The playbills. Keeping her right hand clamped down on Sir Godfrey’s chest, she shimmied carefully backward and reached behind and around for them with her free hand.
They weren’t booklets. They were only single sheets. The bloody paper shortage, she thought, wadding them up and pushing them into the space one after the other. She could smell the gas now.
“ ‘Are melted into air, into thin air,’ ” Sir Godfrey said, “ ‘and like …’ ” His voice trailed off.
“ ‘And like the baseless fabric,’ ” she prompted, stretching her arm out again, this time in front of her.
“ ‘And like the baseless fabric of this vision,’ ” Sir Godfrey said. “ ‘The cloud-capped towers, the gorgeous palaces …’ ”
The tips of her fingers touched something wide and flat. A piece of wood, or plaster. She leaned farther forward, stretching her arm out till it hurt, but it wasn’t enough to do more than touch it.
Of course not, she thought, trying from another angle. This is the correction.
She felt something shift under her hand. It was a snapped-off piece of one of the openwork chair supports, too small to cover the space even if it were solid. But large enough that it might bring the chunk of wood within reach.
She jabbed the end awkwardly into the wood, like a fork, and dragged it toward her till it was close enough to grasp. She let go of the support so she could grab the wood and then thought better of it and laid the support on Sir Godfrey’s chest while she picked it up.
“ ‘And like this unsubstantial pageant faded,’ ” he murmured, “ ‘leave not a wrack behind.’ ”
She shoved the wood up tight against the space the gas was issuing from. It wasn’t a perfect fit, but it should stop most of the gas.
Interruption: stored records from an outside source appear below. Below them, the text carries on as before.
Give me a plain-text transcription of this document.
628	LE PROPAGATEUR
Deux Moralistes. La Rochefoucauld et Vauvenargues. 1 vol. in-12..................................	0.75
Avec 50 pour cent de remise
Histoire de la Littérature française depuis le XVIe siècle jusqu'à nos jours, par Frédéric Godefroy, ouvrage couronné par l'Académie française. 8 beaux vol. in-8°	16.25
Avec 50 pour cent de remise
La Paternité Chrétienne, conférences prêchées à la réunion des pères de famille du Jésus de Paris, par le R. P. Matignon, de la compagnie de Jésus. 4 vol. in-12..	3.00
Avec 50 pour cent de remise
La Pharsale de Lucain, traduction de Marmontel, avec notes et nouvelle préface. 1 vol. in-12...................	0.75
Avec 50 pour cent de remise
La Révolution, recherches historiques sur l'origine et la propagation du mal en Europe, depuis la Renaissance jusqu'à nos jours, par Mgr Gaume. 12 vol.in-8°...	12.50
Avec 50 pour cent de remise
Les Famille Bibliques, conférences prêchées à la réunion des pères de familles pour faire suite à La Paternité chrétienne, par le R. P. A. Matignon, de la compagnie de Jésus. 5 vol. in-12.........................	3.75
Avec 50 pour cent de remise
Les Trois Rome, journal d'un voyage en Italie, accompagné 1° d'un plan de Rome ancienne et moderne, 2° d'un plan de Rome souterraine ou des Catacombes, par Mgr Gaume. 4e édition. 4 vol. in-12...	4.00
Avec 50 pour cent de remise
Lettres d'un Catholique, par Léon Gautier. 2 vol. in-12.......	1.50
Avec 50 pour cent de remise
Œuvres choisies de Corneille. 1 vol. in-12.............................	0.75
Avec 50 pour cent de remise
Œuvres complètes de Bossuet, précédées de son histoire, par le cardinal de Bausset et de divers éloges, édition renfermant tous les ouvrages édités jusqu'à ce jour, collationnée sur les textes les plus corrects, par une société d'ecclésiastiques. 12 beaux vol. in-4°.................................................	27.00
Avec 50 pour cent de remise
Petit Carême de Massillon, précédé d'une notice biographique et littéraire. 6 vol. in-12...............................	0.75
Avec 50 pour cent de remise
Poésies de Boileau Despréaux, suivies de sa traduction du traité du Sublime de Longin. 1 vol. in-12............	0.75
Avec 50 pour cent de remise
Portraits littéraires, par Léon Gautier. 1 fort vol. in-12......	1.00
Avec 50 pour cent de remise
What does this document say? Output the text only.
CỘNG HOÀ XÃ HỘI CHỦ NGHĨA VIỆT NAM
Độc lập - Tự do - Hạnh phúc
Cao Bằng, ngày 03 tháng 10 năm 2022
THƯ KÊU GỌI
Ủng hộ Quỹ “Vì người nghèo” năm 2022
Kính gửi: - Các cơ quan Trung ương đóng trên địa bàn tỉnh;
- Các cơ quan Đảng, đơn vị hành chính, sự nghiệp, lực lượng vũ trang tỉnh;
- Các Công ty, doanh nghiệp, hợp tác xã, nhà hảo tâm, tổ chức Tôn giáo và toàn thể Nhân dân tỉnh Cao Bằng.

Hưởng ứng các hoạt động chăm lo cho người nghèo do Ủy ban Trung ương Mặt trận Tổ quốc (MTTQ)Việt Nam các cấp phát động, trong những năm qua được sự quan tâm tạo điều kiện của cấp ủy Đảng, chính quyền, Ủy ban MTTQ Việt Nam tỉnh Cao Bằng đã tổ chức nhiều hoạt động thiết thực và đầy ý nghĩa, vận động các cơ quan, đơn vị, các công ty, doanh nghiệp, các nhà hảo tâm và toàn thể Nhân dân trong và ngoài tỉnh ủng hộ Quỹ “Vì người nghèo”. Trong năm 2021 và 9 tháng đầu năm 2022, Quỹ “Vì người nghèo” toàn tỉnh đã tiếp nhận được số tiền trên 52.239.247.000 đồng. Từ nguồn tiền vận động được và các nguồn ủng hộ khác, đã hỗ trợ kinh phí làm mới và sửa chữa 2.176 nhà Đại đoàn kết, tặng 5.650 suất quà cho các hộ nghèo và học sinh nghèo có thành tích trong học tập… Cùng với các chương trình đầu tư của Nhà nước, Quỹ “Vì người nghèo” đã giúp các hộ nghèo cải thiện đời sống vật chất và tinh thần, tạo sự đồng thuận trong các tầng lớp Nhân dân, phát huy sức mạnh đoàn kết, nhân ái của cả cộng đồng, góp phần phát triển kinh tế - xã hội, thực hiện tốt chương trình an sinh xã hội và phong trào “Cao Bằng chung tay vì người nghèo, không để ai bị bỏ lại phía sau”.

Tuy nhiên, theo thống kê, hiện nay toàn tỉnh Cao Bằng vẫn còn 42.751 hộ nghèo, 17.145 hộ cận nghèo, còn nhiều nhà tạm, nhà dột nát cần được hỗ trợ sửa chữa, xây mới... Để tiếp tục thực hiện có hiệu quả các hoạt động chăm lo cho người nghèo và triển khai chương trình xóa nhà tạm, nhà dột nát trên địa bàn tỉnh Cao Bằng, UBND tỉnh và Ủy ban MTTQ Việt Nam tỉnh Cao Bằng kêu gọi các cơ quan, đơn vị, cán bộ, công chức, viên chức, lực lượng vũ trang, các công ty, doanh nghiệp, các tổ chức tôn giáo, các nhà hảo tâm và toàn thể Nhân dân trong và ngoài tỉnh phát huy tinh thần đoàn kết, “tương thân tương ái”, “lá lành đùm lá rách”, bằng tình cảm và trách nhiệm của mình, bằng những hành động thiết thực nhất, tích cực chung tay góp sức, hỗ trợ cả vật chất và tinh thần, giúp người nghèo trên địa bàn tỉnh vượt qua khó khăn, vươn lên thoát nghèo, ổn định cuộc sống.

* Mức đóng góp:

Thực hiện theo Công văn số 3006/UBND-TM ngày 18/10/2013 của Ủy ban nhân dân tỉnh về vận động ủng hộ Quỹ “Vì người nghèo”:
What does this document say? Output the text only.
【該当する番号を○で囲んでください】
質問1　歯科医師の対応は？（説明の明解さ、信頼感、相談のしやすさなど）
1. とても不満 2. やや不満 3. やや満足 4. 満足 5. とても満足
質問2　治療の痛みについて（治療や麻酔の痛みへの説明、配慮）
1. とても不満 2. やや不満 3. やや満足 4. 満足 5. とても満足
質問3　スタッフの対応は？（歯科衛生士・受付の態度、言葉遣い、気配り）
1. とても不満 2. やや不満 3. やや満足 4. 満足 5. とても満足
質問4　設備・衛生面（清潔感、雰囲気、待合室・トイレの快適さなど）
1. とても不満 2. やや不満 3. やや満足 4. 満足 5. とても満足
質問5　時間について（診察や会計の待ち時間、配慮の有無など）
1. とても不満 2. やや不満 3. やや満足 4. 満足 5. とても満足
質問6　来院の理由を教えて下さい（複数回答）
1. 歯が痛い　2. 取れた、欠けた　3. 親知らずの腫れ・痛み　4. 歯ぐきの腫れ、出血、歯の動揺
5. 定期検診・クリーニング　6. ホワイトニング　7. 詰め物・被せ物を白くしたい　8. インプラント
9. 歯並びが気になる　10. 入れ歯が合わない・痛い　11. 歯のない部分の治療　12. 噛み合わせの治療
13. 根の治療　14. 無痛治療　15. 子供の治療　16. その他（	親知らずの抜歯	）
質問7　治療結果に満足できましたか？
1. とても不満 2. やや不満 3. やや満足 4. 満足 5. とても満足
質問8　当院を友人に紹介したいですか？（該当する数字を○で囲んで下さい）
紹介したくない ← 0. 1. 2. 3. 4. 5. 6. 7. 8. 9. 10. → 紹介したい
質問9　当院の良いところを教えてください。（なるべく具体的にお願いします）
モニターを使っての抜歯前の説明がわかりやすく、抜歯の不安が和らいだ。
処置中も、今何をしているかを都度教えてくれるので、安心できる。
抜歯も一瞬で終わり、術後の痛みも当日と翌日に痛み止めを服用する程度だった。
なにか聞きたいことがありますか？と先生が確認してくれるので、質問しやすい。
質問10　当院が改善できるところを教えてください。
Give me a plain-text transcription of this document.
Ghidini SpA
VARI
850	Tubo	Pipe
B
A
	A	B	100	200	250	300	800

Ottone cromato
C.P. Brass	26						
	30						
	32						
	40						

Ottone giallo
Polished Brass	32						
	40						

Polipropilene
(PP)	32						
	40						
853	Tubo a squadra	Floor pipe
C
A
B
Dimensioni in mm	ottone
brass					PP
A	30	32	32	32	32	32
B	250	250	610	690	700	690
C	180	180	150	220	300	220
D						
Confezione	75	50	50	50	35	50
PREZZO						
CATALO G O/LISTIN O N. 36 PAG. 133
I hope, she thought. When she leaned down to jam it more tightly against the space, she could still smell gas. Which meant they must get out of here.
But at least she had bought them a bit of time. She resumed feeling about the space next to the hole, this time for another chair support or something else metal.
A piece of pipe, sticking out of the debris. The gas line? she wondered. She picked the openwork support up off Sir Godfrey’s chest.